- How do I track which background job fails most without a monitoring service?
- Log one row per run — job name, status, duration, timestamp — with a `POST /v1/run` parameterised insert (`GLOBAL-015`) from your job's exit hook, then ask 'failure rate per job this week' in English. nlqdb compiles the GROUP BY, runs it in Postgres, and shows the SQL. The honest limit: you write the run records; nlqdb stores and queries them, it doesn't run or watch your jobs.
- Why not just grep my scheduler or cron logs?
- Because the questions are aggregations — failures per job, p95 duration, runs per day — and grepping flat logs to tally them by hand is fragile and slow as run volume grows. Asking an LLM to count a log hallucinates. nlqdb runs the GROUP BY in Postgres and shows you the SQL it ran, so you can trust the grain.
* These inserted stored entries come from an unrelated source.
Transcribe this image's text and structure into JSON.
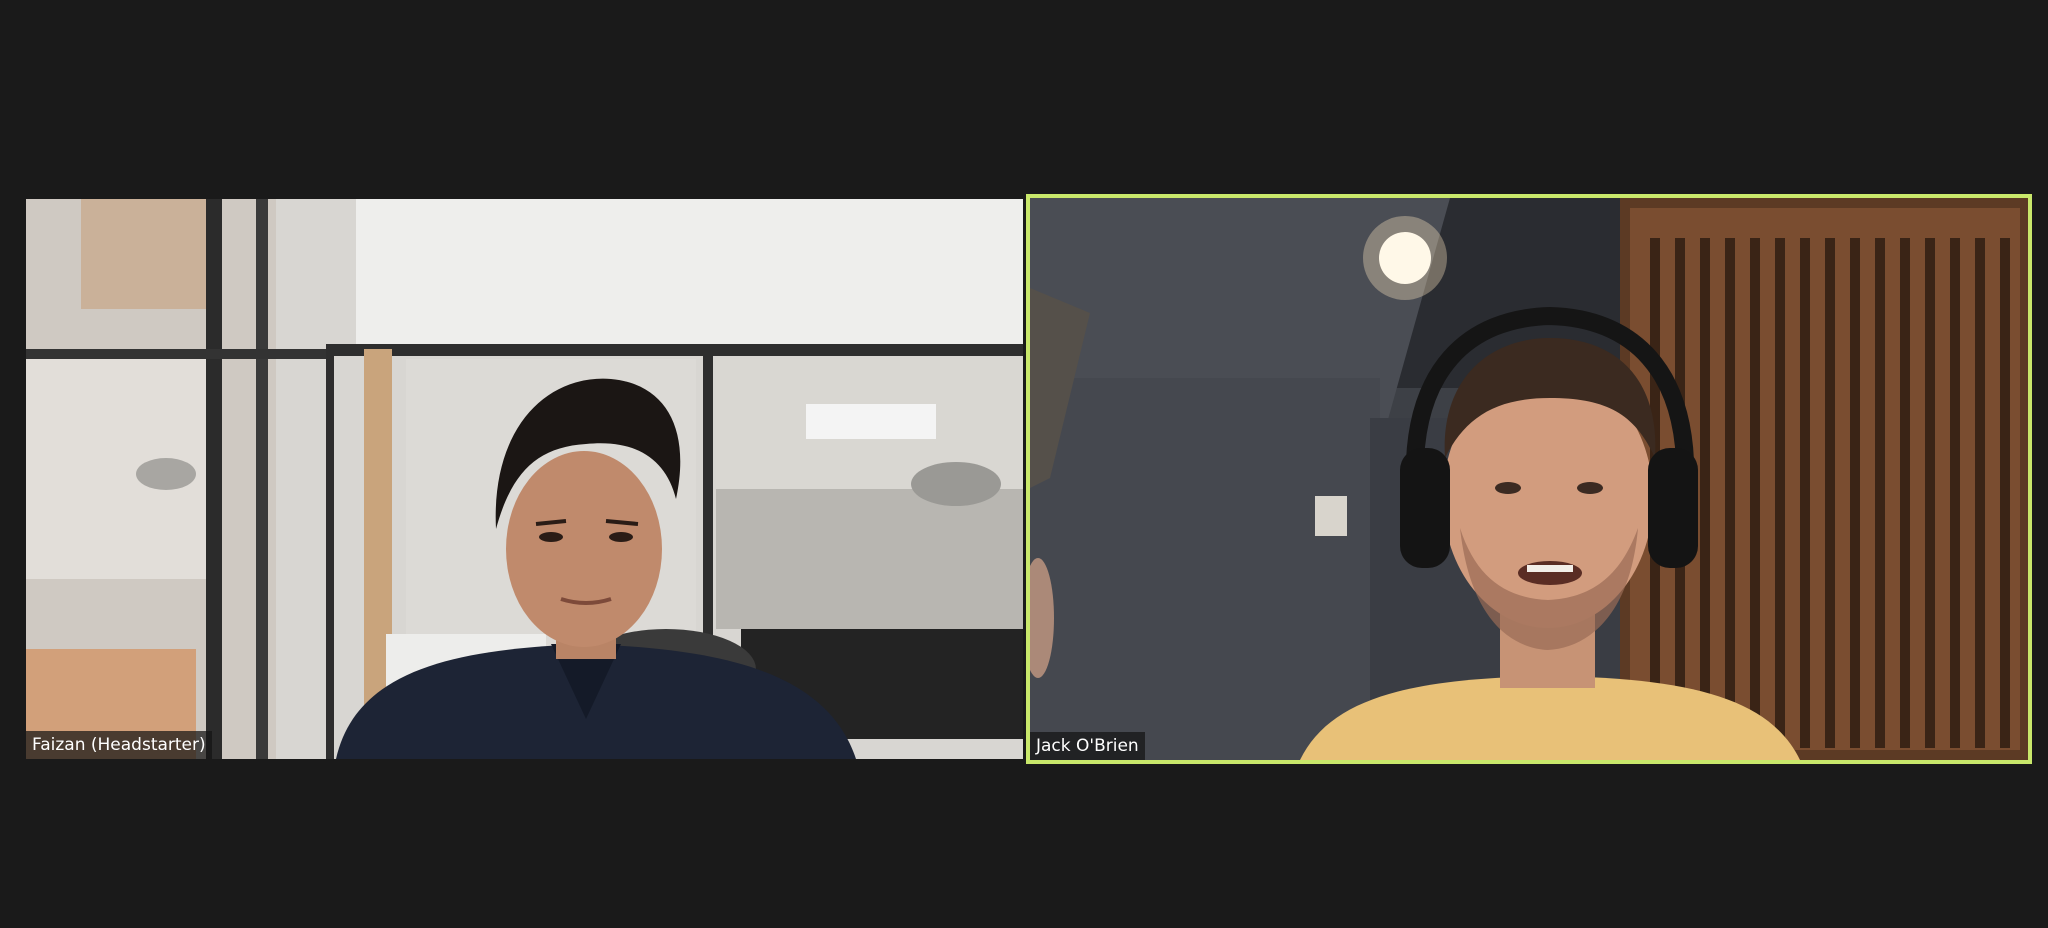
{
  "meeting": {
    "participants": [
      {
        "name": "Faizan (Headstarter)",
        "active_speaker": false,
        "video_scene": "young man in navy shirt seated in glass-walled office"
      },
      {
        "name": "Jack O'Brien",
        "active_speaker": true,
        "video_scene": "man wearing black headphones and yellow shirt in dark room with wooden slatted doors"
      }
    ],
    "colors": {
      "background": "#1a1a1a",
      "active_speaker_border": "#c9e86b",
      "name_tag_bg": "#141414",
      "name_tag_text": "#ffffff"
    }
  }
}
- Is this a replacement for a cron-monitoring tool like Healthchecks.io or Cronitor?
- No — those ping a heartbeat URL and alert you when a job *doesn't* run, with dead-man's-switch logic built for it. nlqdb is the database half: you log each run that did happen and get a SQL query planner over it for 'per job / per week' reliability questions. They compose; nlqdb doesn't watch for missing runs or page you.
- Can I see the SQL behind a job's failure rate?
- Always — every answer returns the result rows plus the compiled SQL under a trace toggle (`SK-WEB-005`), so you can check the grain (per run vs per job) before trusting a failure rate. nlqdb never hides the SQL behind the answer.